Networks on LinkedIn once had value because the connections were likely to be genuine, in that you either knew the person you connected to, or you had an interest in that person. But now, many connections are made only for the intent of increasing who sees a member’s content, AKA engagement.

And once users figure what gets engagement, it’s only natural that many would start creating content in the tried-and-true formula. So users see the same types of content over and over. Originality exists on these platforms. But it goes unseen, unrecognized, unappreciated. And so mainstream social media becomes the digital suburbs, full of cookie cutter houses lined with the same bushes and political signs.

What’s the answer to social media engagement algorithms?

While web3 promises to solve all our digital woes, I find the solution to be a simple and old technology: RSS.
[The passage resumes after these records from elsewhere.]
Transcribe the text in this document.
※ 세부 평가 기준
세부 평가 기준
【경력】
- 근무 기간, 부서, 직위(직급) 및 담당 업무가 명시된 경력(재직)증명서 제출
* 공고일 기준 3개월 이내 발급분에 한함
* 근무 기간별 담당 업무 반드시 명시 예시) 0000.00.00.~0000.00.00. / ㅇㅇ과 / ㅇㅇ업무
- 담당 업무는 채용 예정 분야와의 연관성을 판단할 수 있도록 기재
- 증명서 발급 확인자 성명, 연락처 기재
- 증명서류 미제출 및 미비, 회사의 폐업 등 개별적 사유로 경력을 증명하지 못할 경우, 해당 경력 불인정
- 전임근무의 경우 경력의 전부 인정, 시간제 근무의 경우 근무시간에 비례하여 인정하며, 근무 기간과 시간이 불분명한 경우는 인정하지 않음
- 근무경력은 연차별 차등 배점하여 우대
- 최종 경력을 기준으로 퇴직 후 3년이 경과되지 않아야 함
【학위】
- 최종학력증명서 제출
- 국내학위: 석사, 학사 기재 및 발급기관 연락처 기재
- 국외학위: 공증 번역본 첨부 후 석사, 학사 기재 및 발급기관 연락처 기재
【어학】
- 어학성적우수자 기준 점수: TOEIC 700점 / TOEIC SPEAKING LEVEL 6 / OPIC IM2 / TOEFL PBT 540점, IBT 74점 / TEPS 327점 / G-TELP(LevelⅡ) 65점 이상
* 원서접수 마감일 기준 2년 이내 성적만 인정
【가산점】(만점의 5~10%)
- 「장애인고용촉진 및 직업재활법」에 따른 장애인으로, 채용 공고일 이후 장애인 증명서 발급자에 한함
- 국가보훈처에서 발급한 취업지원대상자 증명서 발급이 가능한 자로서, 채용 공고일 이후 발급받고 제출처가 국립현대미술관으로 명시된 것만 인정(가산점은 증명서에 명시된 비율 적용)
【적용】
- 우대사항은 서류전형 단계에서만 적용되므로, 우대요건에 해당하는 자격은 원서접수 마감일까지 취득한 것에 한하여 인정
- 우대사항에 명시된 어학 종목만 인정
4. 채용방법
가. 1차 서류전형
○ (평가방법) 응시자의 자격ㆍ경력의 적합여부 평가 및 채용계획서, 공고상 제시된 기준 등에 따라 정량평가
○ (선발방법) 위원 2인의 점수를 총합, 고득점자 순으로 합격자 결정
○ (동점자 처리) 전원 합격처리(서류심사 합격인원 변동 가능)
Watch the video below if you’re unfamiliar with the wonders of RSS:

🗒️ Note: This video is 15 years old, so it doesn’t address that Google Reader is now dead. At only $15 a year, Miniflux a great alternative. Or check out Reeder 5 or NetNewsWire if you’re on Mac/iOS/iPad OS.

How does RSS fix the illusion of control?

RSS is the obvious choice for one simple reason: It doesn’t give the illusion of control—it instead gives actual control.

With RSS, you decide what to subscribe to. You decide what’s important to you. You decide what you pay attention to.

You are once again responsible for your online experience.

Sure, curating your experience takes a little more effort than relying on social media engagement algorithms. But it’s worth it.